After we have fitted initial model, we can do validation. It is iteratively doing K-steps ahead prediction and model updating (filtering) when a new batch of data becomes available. The validation include K-steps ahead prediction of state vector and probabilities on validation interval.

Usage

DLSSM.valid(fit0, data.batched, K)

Arguments

fit0

Initial fitted model

data.batched

Batched dataset generated by function Batched()

K

Number of steps for ahead prediction

Details

The argument fit could be object of DLSSM or DLSSM.init.

Value

`pred.K:`	K-steps ahead predicted coefficients

`pred.var.K:`	covariance of K-steps ahead predicted coefficients

`pred.prob.K:`	K-steps ahead predicted probabilities

Author(s)

Jiakun Jiang, Wei Yang and Wensheng Guo

Examples


set.seed(321)
n=8000
beta0=function(t)   0.1*t-1
beta1=function(t)  cos(2*pi*t)
beta2=function(t)  sin(2*pi*t)
alph1=alph2=1
x=matrix(runif(n*4,min=-4,max=4),nrow=n,ncol=4)
t=sort(runif(n))
coef=cbind(beta0(t),beta1(t),beta2(t),rep(alph1,n),rep(alph2,n))
covar=cbind(rep(1,n),x)
linear=apply(coef*covar,1,sum)
prob=exp(linear)/(1+exp(linear))
y=as.numeric(runif(n)<prob)
sim.data=cbind(y,x,t)
colnames(sim.data)=c("y","x1","x2","x3","x4","t")
formula = y~x1+x2+x3+x4
# Divide the time domain [0,1] into S=100 equally spaced intervals
S=100
S0=75
data.batched=Batched(formula, data=sim.data, time="t", S)

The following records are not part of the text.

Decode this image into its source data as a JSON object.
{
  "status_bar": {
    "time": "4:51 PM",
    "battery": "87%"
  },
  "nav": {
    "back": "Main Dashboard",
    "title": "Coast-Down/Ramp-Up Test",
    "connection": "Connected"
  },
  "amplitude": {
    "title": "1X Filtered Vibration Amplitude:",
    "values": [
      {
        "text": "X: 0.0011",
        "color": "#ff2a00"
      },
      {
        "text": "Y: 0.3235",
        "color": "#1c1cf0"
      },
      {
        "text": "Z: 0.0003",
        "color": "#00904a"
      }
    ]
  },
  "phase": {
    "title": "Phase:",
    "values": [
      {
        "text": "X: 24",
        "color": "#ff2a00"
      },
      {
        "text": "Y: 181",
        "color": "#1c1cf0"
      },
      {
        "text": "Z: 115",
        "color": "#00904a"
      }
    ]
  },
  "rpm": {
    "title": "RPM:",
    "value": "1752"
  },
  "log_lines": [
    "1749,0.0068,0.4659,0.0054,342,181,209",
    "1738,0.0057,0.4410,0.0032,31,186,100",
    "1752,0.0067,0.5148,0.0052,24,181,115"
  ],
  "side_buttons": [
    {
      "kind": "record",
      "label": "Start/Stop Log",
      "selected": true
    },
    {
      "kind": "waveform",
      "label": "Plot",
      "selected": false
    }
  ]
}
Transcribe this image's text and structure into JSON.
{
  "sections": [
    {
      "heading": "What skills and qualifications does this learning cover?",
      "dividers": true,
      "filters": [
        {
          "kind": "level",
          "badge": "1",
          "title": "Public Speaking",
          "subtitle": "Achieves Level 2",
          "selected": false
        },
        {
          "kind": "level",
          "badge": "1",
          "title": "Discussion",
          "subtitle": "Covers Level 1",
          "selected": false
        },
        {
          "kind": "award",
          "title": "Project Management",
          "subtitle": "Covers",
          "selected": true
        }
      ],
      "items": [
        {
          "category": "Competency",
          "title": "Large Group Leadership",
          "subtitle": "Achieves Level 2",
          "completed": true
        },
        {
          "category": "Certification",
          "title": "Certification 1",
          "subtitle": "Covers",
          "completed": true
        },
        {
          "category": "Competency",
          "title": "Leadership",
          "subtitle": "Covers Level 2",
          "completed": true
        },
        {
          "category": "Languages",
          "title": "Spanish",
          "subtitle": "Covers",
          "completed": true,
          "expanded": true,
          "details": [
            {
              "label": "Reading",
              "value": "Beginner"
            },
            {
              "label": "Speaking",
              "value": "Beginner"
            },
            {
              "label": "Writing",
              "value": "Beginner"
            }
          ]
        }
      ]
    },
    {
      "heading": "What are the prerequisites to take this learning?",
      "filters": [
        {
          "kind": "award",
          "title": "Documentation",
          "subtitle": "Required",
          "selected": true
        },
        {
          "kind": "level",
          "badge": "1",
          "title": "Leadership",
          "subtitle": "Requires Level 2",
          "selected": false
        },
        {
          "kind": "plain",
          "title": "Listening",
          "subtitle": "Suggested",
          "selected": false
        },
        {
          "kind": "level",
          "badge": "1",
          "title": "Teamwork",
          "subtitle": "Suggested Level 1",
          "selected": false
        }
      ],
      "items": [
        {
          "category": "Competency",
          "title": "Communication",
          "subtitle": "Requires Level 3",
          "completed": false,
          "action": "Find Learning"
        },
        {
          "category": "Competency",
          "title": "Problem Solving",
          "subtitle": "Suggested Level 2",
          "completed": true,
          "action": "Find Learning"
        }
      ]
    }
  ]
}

# using first 75 batches as training dataset to tune smoothing parameters
fit0=DLSSM.init(data.batched, S0, vary.effects=c("x1","x2"))
fit0$Lambda

#After initial model fitting on training data, we move to dynamic prediction
 fit=DLSSM.valid(fit0, data.batched, K=1)
 DLSSM.plot(fit)

Dataset contains information of full comprehensive Australian automobile insurance policies between years 2004 and 2005 A dataset containing the claim and three attributes of 67,856 policies

Description

Dataset contains information of full comprehensive Australian automobile insurance policies between years 2004 and 2005 A dataset containing the claim and three attributes of 67,856 policies

Usage

car.insur

Format

A data frame with 67856 rows and 4 columns

y: Binary vaiable with 0 denote a policy with no claim, and 1 denote a claim policy.
gender: gender of deriver
age: age of deriver
exposure: period from the date of insured to the investigation, with a maximum of one year

References

De Jong P et al. (2008). “Generalized linear models for insurance data.” Cambridge Books.

Examples

data(car.insur)